I hope that this trend will go on.
In the meantime I was able to start and finish a Ph.D. thesis. I wanted to share with you the weblink where you can download it. I wrote it under the supervision of Gil Delannoi and Gerhard Göhler at the Institut d’Études Politiques de Paris and the Freie Universität Berlin.
The English abstract reads as follows:
The field of investigation of this thesis is a corpus of texts containing proposals for the introduction of random selection schemes in politics. The thesis questions the relevance and coherence of these texts: do the publications form a theoretical ensemble that could be labelled as a “theory of aleatory democracy”? If so, do the expectations raised by its supporters remain merely utopian or do they stand the test of the political practice?

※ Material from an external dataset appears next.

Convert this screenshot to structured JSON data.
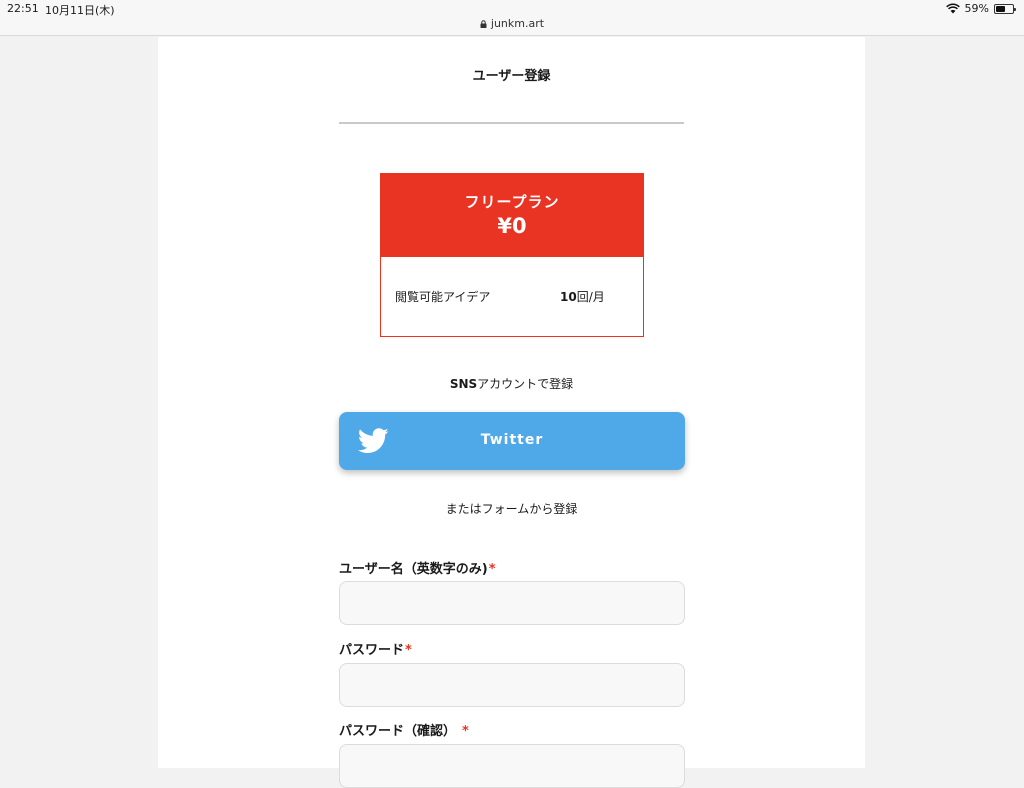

The quantitative and qualitative analysis of the text corpus leads to the conclusion that we are in fact dealing with the emergence of a theory and that the analysed authors develop a common argumentative frame and common expectations: the use of random selection in politics could be a solution to overcome the crises of liberal democracies. Its use would allow a better formal and substantial representation, a qualitatively and quantitatively increased participation, and give birth to a new, more procedural and dynamic form of legitimacy. These expectations are then tested with the help of two mini-publics, that is to say, experiments in participatory democracy that use random selection to recruit their participants: a Planungszelle and a Citizens’ Jury. The qualitative empirical investigation shows that most of the expectations are fulfilled, although only in a limited geographical, social and political frame. These results raise the double question of the conditions for the realization of the theory and of the possible improvement of the mini-public mechanisms through institutional engineering.
The text is in French and there is a short version in German.
I hope this thesis will support our discussion on sortition. And I will try to post from time to time to keep you informed of the projects I do with Missions Publiques. We are designing and facilitating Mini-Publics and there are a lot of interesting developments there.